Wal-Mart holds a purchase agreement for 40 acres of land in the southwest quadrant of the Interstate-80 junction at Ogallala.
Wal-Mart Public Affairs Senior Manager Ryan Horn said a Super Center store could become a reality by 2009, but nothing is definite yet.
The Ogallala Community Redevelopment Authority met Oct. 18 and entered into a memorandum of understanding with Wal-Mart over tax increment financing for the project, CRA director Marion Kroeker told The Keith County News.
From The Keith County News:
After a four-month delay, the Wal-Mart project at Ogallala appears to again be moving forward.
A memorandum of understanding between Wal-Mart and the Ogallala Community Redevelopment Authority allows Wal-Mart to give the CRA 60 days notice of its intent to proceed with the project.
The CRA would then deliver the formalized Tax Increment Financing contract within that 60-day period.

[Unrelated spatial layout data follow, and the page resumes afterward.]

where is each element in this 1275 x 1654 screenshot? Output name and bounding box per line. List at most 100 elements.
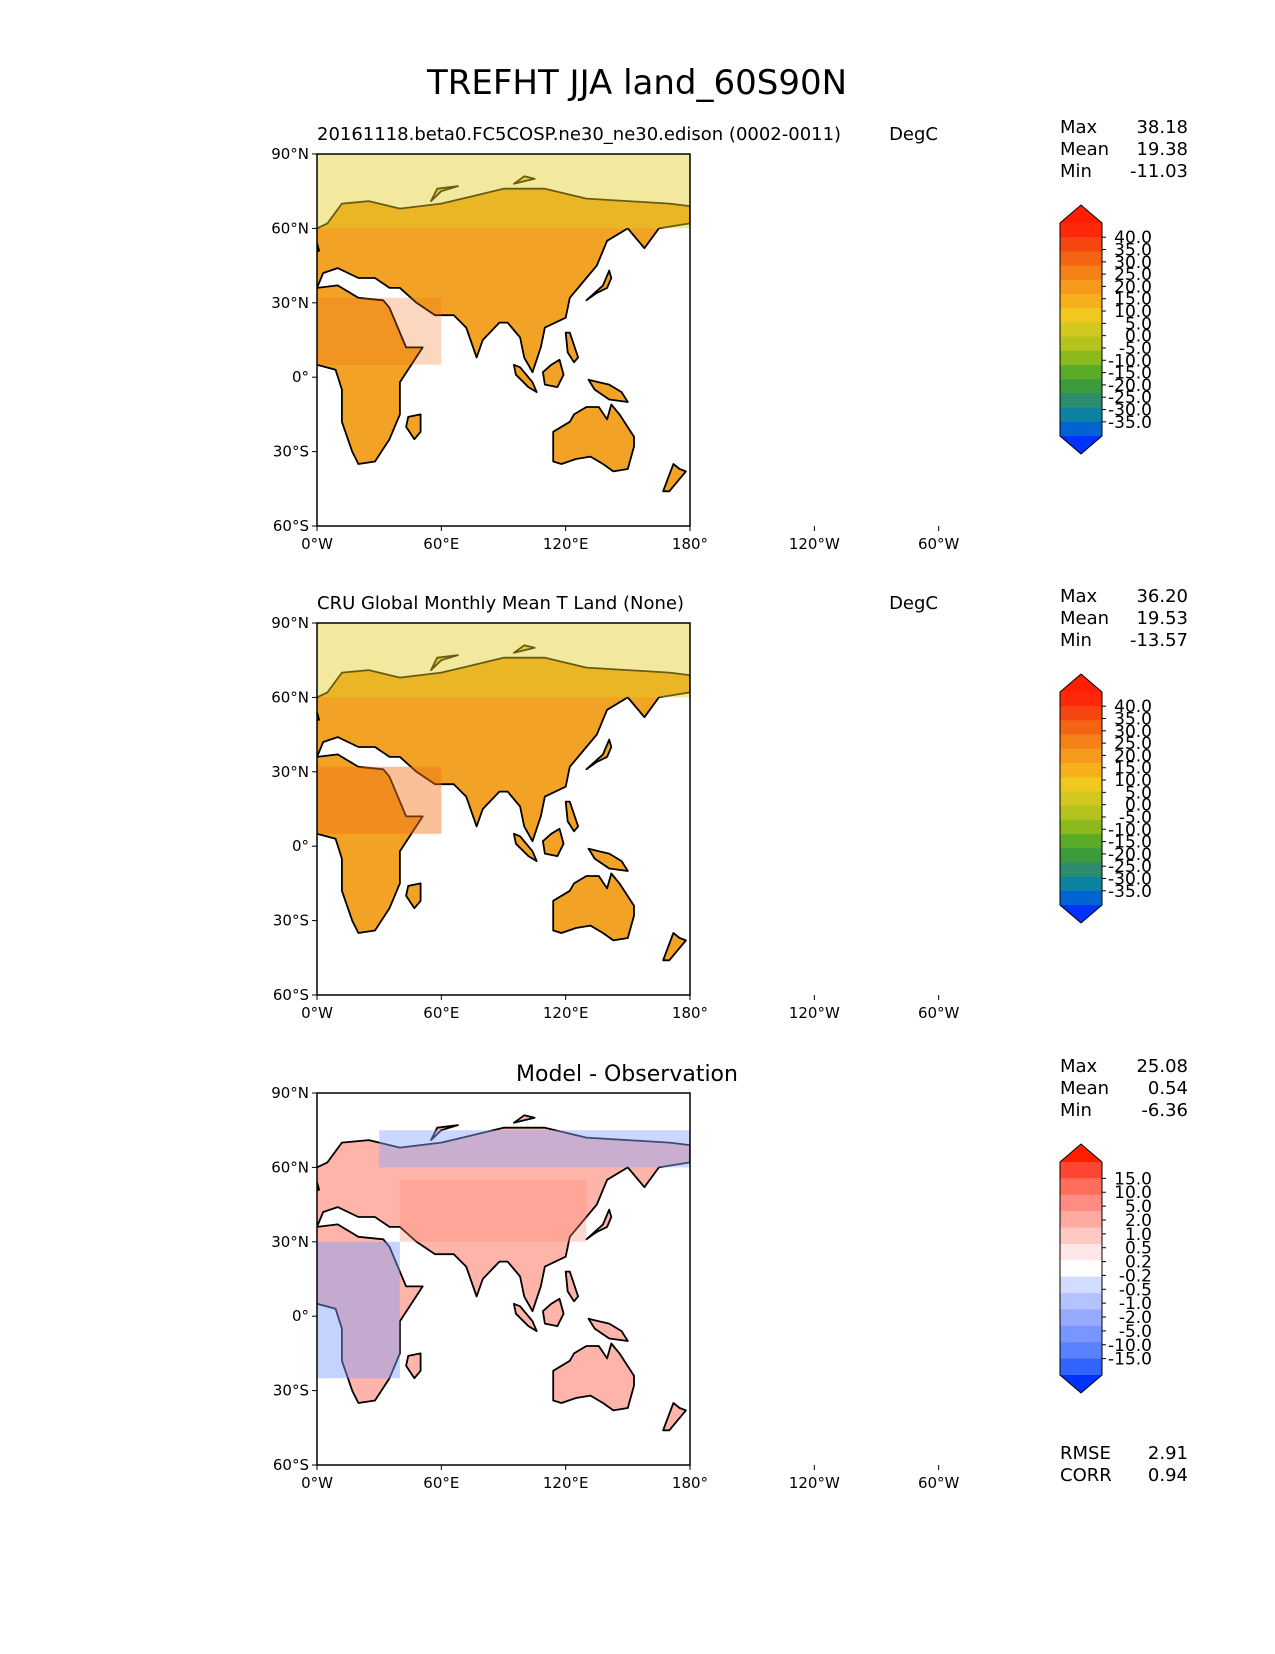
colorbar-segment — [1060, 1309, 1102, 1327]
x-tick-label: 180° — [672, 1474, 708, 1492]
colorbar-label: -10.0 — [1108, 1336, 1152, 1356]
colorbar-segment — [1060, 223, 1102, 238]
landmass-newguinea — [587, 1317, 629, 1342]
x-tick-label: 60°E — [423, 535, 459, 553]
colorbar-label: -0.5 — [1119, 1280, 1152, 1300]
colorbar-segment — [1060, 294, 1102, 309]
landmass-borneo — [542, 358, 565, 389]
colorbar-label: -15.0 — [1108, 1350, 1152, 1370]
stat-label: Mean — [1060, 608, 1109, 629]
x-tick-label: 0°W — [301, 1004, 333, 1022]
colorbar-segment — [1060, 265, 1102, 281]
x-tick-label: 120°E — [543, 1004, 589, 1022]
colorbar-outline — [1059, 1143, 1103, 1394]
x-tick-label: 120°W — [789, 1004, 840, 1022]
colorbar-label: -20.0 — [1108, 376, 1152, 396]
colorbar-label: 15.0 — [1114, 290, 1152, 310]
y-tick-label: 60°S — [273, 1456, 309, 1474]
colorbar-label: 0.5 — [1125, 1239, 1152, 1259]
stat-value: -13.57 — [1130, 630, 1188, 651]
stat-value: 0.54 — [1148, 1078, 1188, 1099]
y-tick-label: 0° — [292, 1307, 309, 1325]
landmass-borneo — [542, 827, 565, 857]
landmass-australia — [552, 1342, 635, 1412]
stat-value: 25.08 — [1136, 1056, 1188, 1077]
colorbar-extend-max — [1060, 674, 1102, 692]
panel-title: CRU Global Monthly Mean T Land (None) — [317, 593, 684, 614]
landmass-newguinea — [587, 847, 629, 872]
stat-value: -6.36 — [1141, 1100, 1188, 1121]
y-tick-label: 0° — [292, 837, 309, 855]
colorbar-segment — [1060, 1325, 1102, 1343]
colorbar-label: 2.0 — [1125, 1211, 1152, 1231]
colorbar-segment — [1060, 336, 1102, 352]
colorbar-label: -10.0 — [1108, 820, 1152, 840]
colorbar-segment — [1060, 1162, 1102, 1179]
panel-units: DegC — [889, 124, 938, 145]
stat-value: 36.20 — [1136, 586, 1188, 607]
stat-label: Min — [1060, 161, 1092, 182]
landmass-borneo — [542, 1297, 565, 1327]
x-tick-label: 120°E — [543, 535, 589, 553]
map-frame — [316, 153, 691, 527]
landmass-arctic2 — [513, 1114, 536, 1124]
colorbar-segment — [1060, 407, 1102, 423]
colorbar-extend-max — [1060, 1144, 1102, 1162]
colorbar-label: -15.0 — [1108, 364, 1152, 384]
colorbar-segment — [1060, 890, 1102, 906]
panel-2: CRU Global Monthly Mean T Land (None) Deg… — [271, 586, 1188, 1022]
colorbar-label: 0.2 — [1125, 1253, 1152, 1273]
colorbar-extend-min — [1060, 905, 1102, 923]
landmass-arctic1 — [430, 185, 459, 203]
metric-label: RMSE — [1060, 1443, 1111, 1464]
figure-title: TREFHT JJA land_60S90N — [426, 63, 847, 103]
stat-value: 38.18 — [1136, 117, 1188, 138]
landmass-africa — [317, 1223, 424, 1404]
landmass-philippines — [564, 331, 579, 364]
colorbar-segment — [1060, 251, 1102, 267]
colorbar-label: -30.0 — [1108, 400, 1152, 420]
colorbar-segment — [1060, 279, 1102, 295]
colorbar-segment — [1060, 393, 1102, 409]
colorbar-segment — [1060, 322, 1102, 338]
colorbar-segment — [1060, 763, 1102, 778]
stat-label: Max — [1060, 1056, 1098, 1077]
colorbar-label: -30.0 — [1108, 869, 1152, 889]
colorbar-segment — [1060, 819, 1102, 835]
stat-value: 19.38 — [1136, 139, 1188, 160]
colorbar-label: 10.0 — [1114, 771, 1152, 791]
colorbar-segment — [1060, 1194, 1102, 1212]
stat-label: Mean — [1060, 1078, 1109, 1099]
landmass-japan — [585, 738, 613, 771]
panel-units: DegC — [889, 593, 938, 614]
y-tick-label: 90°N — [271, 614, 309, 632]
colorbar-segment — [1060, 1276, 1102, 1294]
colorbar-segment — [1060, 692, 1102, 707]
stat-label: Mean — [1060, 139, 1109, 160]
landmass-nz — [662, 463, 687, 493]
colorbar-label: 5.0 — [1125, 314, 1152, 334]
y-tick-label: 90°N — [271, 145, 309, 163]
y-tick-label: 60°N — [271, 688, 309, 706]
landmass-newguinea — [587, 378, 629, 403]
warm-bias-band — [399, 1179, 587, 1242]
colorbar-label: -25.0 — [1108, 857, 1152, 877]
colorbar-label: 40.0 — [1114, 228, 1152, 248]
tropical-band — [317, 766, 442, 834]
map-area — [317, 154, 690, 526]
colorbar-segment — [1060, 1342, 1102, 1360]
landmass-arctic1 — [430, 1124, 459, 1141]
colorbar-extend-min — [1060, 436, 1102, 454]
colorbar-label: -5.0 — [1119, 1322, 1152, 1342]
africa-cool-band — [317, 1241, 400, 1379]
landmass-arctic2 — [513, 644, 536, 654]
colorbar-label: 15.0 — [1114, 1169, 1152, 1189]
y-tick-label: 60°S — [273, 986, 309, 1004]
y-tick-label: 30°N — [271, 294, 309, 312]
colorbar-segment — [1060, 734, 1102, 750]
landmass-philippines — [564, 1270, 579, 1303]
colorbar-segment — [1060, 876, 1102, 892]
landmass-nz — [662, 1402, 687, 1432]
y-tick-label: 60°S — [273, 517, 309, 535]
colorbar-label: -15.0 — [1108, 833, 1152, 853]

Wal-Mart is approved for $1.7 million in TIF funding to pay for the extension of Pony Express Road to the proposed store site, improvements to old Highway 61, and sewer and water extensions to the area.
“This project is what TIF was made for, to fund the installation of new infrastructure. This will save the city of Ogallala tens of thousands of dollars they would have to pay for services to the area,” Kroeker said.
TIF is an economic development tool that uses the increase in taxes generated by improvements to property in an area deemed blighted or substandard to pay for the improvements.
“TIF captures those taxes in between the current value and the improved value and allows us to use that as an economic development tool to pay for public infrastructure,” she said.
Kroeker said the memorandum of understanding allows Wal-Mart to proceed with the project and the store’s development.
“I think it’s a positive step toward getting a new business to locate in Ogallala,” Kroeker said.
Wal-Mart Public Affairs Senior Manager Ryan Horn said the next step is to continue with the planning of the $8 million, 100,000-square-foot Wal-Mart Supercenter.
This process includes the platting of the building on the land and any necessary rezoning of the land.
“Then, we’ll go through the planning process for site approval with the city,” Horn said. “We have to come up with a plan everyone agrees with.”
Horn said, once those plans are complete and agreed upon, a closing would occur on the property. Wal-Mart has a purchase agreement on a 40-acre tract of land in the southwest quadrant of the Interstate 80 junction.
Horn said he understands people’s anxiety and excitement when a Wal-Mart is planned for their community. The process often takes a long time, he said.
“A building like this has to be carefully planned so that it fits in the city and has minimal impact on the environment,” Horn said. “All of those issues combine to make a very complicated process that just takes time.”
Horn said, most often, the process to plan and build a Wal-Mart takes at least two years.
“Usually, its in excess of that,” he said.
Horn said the Ogallala store could be built and opened possibly as early as 2009 with a grand opening in 2010.
These dates are speculative, Horn said.
“They don’t really set up a very rigorous timeline until they’re finished with the city. Then, they’ll set a construction timeline that’s more rigorous,” he said.
The Wal-Mart public affairs senior manager said he believes the Ogallala Wal-Mart project will become a reality.
“It’s a complicated process, there’s no question. Time-lines can vary. There are so many issues on buying property and working with the city,” Horn said.
Horn complimented city and economic development representatives for working so well with Wal-Mart representatives.
“Ogallala has been a terrific city to work with,” he said.